Retired UC Santa Cruz astronomy researcher Arnold Klemola has given $400,000 to support graduate student research by establishing the James Keeler Fund for Excellence in Astronomy and Astrophysics. The fund honors the contributions of Keeler, an early director of Lick Observatory who established the technology for large reflecting telescopes and pioneered their use for observing distant galaxies.
"Having this endowed fund gives us much needed flexibility to support graduate students and enhance their experience," said Enrico Ramirez-Ruiz, professor and chair of the Department of Astronomy and Astrophysics. "Arnold Klemola clearly recognized the need for graduate student support and the importance of graduate students to the research we do. It's an amazing gift, and we are impressed by his vision of how he wants the funds to be used."

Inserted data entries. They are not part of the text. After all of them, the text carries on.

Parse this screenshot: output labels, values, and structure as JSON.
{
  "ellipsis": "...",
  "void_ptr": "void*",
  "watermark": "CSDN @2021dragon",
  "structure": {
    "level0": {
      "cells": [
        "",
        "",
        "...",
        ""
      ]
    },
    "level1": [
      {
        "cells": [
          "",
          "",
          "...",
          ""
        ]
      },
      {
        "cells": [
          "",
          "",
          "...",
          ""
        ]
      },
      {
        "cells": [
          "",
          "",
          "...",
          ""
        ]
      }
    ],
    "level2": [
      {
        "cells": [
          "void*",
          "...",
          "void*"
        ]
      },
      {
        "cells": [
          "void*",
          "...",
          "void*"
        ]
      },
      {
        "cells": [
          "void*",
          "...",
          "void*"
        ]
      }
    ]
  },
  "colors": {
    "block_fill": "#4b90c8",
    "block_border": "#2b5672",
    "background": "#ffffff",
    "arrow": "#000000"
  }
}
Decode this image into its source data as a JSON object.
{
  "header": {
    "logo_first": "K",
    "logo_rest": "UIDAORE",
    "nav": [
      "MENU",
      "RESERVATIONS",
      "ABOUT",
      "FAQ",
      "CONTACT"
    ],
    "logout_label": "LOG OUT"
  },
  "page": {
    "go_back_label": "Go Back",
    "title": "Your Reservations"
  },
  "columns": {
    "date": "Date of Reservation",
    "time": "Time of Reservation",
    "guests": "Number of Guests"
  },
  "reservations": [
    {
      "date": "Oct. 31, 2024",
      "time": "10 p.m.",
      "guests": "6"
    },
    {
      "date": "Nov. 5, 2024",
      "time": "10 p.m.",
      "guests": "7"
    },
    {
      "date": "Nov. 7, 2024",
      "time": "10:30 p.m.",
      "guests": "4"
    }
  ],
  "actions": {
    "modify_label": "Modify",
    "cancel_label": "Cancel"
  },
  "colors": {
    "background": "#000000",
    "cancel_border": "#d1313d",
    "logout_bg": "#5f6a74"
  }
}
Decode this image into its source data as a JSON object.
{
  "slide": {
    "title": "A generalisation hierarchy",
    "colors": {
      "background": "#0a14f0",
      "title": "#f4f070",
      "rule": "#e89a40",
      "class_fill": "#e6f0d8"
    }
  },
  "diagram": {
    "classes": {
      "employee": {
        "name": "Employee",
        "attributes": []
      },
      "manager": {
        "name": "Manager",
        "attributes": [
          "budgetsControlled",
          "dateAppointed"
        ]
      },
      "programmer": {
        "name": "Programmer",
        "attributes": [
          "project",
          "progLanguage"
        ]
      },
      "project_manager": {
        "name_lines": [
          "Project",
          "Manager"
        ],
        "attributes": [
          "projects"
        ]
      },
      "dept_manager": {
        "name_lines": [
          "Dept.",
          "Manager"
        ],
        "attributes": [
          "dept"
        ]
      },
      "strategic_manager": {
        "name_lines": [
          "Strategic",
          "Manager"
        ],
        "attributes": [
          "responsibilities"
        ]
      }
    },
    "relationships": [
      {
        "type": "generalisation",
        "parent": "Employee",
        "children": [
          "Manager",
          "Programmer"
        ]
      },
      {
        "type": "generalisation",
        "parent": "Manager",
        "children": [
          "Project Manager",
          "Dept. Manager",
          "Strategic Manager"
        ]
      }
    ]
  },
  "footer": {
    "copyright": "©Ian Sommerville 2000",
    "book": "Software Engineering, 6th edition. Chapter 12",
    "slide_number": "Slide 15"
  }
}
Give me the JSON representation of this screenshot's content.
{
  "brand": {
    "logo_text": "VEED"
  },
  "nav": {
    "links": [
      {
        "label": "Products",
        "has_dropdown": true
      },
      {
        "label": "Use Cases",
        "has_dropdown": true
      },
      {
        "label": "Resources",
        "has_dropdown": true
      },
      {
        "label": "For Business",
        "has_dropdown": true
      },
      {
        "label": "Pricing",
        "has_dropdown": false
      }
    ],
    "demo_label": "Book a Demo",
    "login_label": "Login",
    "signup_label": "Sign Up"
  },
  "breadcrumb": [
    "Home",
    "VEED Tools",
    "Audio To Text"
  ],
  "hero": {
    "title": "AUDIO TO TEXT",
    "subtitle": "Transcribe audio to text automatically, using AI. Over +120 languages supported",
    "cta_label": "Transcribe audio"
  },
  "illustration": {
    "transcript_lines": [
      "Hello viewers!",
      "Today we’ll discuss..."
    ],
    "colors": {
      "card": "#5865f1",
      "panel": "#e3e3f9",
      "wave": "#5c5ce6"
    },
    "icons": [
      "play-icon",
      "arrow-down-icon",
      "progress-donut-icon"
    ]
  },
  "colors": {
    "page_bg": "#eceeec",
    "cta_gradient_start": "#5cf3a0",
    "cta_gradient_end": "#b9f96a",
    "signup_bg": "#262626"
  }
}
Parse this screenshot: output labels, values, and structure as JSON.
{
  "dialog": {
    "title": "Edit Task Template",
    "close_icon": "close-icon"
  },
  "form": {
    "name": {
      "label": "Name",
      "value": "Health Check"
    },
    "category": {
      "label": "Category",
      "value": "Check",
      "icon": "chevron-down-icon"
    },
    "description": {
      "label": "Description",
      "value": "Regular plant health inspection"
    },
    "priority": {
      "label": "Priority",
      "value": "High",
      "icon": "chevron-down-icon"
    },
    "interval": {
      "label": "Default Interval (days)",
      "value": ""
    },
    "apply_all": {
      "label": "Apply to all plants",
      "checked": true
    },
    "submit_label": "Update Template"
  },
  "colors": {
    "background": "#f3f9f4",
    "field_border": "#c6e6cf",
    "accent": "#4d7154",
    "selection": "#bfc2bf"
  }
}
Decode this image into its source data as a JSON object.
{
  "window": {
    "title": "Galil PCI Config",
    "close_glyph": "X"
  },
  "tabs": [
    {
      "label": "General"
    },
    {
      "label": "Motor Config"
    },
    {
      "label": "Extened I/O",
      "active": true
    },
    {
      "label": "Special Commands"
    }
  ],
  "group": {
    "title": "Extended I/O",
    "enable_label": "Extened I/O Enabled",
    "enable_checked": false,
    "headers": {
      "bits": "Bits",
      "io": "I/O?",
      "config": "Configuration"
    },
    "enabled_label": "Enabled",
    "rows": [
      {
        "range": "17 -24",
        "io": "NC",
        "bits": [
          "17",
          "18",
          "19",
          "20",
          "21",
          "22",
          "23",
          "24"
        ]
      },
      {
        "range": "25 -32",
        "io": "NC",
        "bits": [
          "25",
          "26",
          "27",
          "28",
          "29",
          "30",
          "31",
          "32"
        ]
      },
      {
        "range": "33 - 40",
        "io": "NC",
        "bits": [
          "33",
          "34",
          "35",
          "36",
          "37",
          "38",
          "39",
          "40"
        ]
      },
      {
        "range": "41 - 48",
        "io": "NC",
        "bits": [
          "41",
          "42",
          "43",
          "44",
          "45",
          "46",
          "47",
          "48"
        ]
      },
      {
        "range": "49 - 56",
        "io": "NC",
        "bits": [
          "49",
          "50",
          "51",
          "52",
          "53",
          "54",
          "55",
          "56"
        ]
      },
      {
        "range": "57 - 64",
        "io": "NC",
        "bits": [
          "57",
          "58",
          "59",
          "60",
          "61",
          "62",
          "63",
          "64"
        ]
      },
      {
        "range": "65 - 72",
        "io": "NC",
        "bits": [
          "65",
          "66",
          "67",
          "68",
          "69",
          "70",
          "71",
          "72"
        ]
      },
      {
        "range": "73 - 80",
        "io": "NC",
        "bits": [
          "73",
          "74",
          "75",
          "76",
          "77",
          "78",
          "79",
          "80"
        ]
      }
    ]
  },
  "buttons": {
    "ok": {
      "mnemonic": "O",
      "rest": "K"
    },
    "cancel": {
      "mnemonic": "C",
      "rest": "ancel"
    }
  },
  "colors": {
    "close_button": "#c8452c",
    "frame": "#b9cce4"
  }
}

Klemola, who was the first in his family to go to college, expressed his interest in helping other first-in-family students. "Highly competent students of all backgrounds should be attracted to astronomy with help from the Keeler endowment," he said.
As a child, Klemola attended a small one-room school in Connecticut with one teacher and eight grades. "There was a tiny shelf with books, and one was on astronomy, so that was my first start toward astronomy," he said. "In those years, it was possible to mostly work your way through college with no debt afterward, which I did. Not so today."
Klemola earned a bachelor's degree in astronomy at Indiana University and a Ph.D. in astronomy at UC Berkeley. He came to UC Santa Cruz in 1967 and retired in 1992.
"He was a key member of the astronomy staff at Lick Observatory for many years," said Claire Max, director of UC Observatories and a professor of astronomy and astrophysics. "I was deeply moved by his desire to encourage first-in-family students to go on to exciting and challenging careers in astronomy. It's quite remarkable."
Klemola's legacies in astronomy include the discovery of Klemola's Comet—next visible from Earth in November 2019. The comet discovery was incidental to his greater lifetime work on the team that photographed the southern sky and then the northern sky for a second time, thereby showing how stars move around our galaxy.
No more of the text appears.